"The goal," wrote celebrated author Chuck Palahnuik, "is not to live forever, but to create something that will."
That should certainly be the aspiration of anyone who is charged with a leadership role.
This week much has been said and written in the world's press and media about Prince Philip, The Duke of Edinburgh. Some will argue that the coverage has been overblown.
I disagree, though I think there's one aspect of his life that has not been given the coverage it deserves. That is the Prince's contribution to our understanding of leadership.
We have heard much, for a long time, about his support for Her Majesty Queen Elizabeth, in both her personal and public life. The Prince deserves much credit for helping hold a sometimes fractious family together. He should also be celebrated for helping steer the institution of the monarchy through some very rocky waters.
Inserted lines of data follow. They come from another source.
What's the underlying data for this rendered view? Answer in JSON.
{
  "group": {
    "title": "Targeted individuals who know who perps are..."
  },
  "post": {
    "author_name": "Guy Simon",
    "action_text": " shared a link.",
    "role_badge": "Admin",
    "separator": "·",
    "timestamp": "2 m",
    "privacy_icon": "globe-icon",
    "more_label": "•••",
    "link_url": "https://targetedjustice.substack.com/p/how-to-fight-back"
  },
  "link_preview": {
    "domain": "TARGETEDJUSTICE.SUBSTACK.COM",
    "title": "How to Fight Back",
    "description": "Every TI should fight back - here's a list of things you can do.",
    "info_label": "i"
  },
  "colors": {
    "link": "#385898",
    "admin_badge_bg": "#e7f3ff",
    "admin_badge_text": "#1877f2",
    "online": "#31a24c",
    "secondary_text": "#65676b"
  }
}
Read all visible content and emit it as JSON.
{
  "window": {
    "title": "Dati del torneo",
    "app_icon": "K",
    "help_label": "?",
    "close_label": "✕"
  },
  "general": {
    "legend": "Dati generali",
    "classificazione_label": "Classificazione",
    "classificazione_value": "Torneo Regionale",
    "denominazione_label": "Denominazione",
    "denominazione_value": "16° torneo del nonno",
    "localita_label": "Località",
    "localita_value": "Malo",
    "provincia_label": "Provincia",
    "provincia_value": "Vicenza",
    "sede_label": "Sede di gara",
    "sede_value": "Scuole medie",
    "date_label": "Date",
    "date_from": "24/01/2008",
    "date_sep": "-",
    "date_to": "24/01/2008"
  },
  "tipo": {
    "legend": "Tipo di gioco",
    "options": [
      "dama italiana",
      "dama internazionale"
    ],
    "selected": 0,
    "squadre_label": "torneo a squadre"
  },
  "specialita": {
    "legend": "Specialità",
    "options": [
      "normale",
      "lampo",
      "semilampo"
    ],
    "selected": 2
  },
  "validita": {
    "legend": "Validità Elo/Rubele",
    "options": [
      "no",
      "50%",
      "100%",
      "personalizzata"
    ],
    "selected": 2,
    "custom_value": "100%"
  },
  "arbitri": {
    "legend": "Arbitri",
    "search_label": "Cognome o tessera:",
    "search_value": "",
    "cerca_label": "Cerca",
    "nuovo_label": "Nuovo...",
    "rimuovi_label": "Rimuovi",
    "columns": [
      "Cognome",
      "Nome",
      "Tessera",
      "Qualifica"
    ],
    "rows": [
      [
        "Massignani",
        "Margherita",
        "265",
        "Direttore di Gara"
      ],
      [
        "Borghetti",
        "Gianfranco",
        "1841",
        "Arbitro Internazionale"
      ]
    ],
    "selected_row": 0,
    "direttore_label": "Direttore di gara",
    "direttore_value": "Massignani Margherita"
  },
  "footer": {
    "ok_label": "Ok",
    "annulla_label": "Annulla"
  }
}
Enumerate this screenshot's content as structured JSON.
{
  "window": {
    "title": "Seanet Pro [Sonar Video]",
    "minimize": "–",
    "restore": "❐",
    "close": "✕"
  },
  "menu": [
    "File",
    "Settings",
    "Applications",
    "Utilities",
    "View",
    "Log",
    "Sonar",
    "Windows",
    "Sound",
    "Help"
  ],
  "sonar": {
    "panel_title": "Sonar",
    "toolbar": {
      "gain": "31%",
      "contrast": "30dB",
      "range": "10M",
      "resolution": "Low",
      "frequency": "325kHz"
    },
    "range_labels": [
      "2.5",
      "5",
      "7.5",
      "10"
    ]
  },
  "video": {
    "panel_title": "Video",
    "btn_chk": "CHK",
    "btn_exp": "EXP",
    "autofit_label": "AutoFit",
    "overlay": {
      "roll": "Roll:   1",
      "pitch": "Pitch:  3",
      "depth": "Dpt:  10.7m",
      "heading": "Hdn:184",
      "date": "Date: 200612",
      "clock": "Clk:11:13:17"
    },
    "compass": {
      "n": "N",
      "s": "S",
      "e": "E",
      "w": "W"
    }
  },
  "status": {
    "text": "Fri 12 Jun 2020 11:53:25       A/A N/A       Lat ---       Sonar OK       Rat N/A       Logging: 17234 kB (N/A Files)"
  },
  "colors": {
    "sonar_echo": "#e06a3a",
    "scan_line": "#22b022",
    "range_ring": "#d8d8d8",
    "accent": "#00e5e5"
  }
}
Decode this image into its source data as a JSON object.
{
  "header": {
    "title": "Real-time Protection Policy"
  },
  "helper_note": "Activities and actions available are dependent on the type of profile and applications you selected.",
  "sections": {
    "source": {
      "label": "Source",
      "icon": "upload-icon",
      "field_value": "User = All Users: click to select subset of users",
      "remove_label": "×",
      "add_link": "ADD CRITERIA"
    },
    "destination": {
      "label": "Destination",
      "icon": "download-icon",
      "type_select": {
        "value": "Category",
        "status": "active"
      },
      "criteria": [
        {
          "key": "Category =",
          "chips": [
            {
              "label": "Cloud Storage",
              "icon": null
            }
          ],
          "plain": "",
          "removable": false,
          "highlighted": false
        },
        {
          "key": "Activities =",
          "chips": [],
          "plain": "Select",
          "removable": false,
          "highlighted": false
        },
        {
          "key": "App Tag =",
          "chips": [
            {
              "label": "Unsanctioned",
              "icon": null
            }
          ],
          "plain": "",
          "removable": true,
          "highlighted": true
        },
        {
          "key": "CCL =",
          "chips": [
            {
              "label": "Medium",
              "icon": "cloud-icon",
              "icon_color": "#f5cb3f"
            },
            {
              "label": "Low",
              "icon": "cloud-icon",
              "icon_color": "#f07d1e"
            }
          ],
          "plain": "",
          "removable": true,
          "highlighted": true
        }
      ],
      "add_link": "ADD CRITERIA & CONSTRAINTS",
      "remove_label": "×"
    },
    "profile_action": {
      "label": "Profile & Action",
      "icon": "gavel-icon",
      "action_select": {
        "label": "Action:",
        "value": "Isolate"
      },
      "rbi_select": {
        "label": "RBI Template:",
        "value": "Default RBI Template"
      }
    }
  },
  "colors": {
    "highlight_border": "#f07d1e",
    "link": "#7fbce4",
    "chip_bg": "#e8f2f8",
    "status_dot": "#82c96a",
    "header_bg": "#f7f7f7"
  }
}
In the words of the Queen herself: "this and many other countries, owe him a debt greater than he would ever claim, or we shall ever know."
But what of the Duke's more personal leadership?
For me, the primary leadership lesson the Duke taught us is this. A lifelong commitment to curiosity, maintaining an enquiring mind, is the only thing that guarantees longevity in leadership and influence.
Prince Philip's speeches were often spiced with funny anecdotes. Some gave a nudge-and-wink to the vagaries of his three-steps-behind status at the top of British life.
Some of his speeches, however, took on a more serious and thoughtful tone.
He spoke, for example, with knowledge and passion about the environment. He studied and addressed the subject decades before it was popular to do so. "If nature doesn't survive," he once said, "neither will man."
In this area, the Prince was ahead of the curve. At the invitation of a group of passionate environmental advocates, he became the first president of what is now the World Wild Fund for Nature. He remained associated with the organisation throughout his life.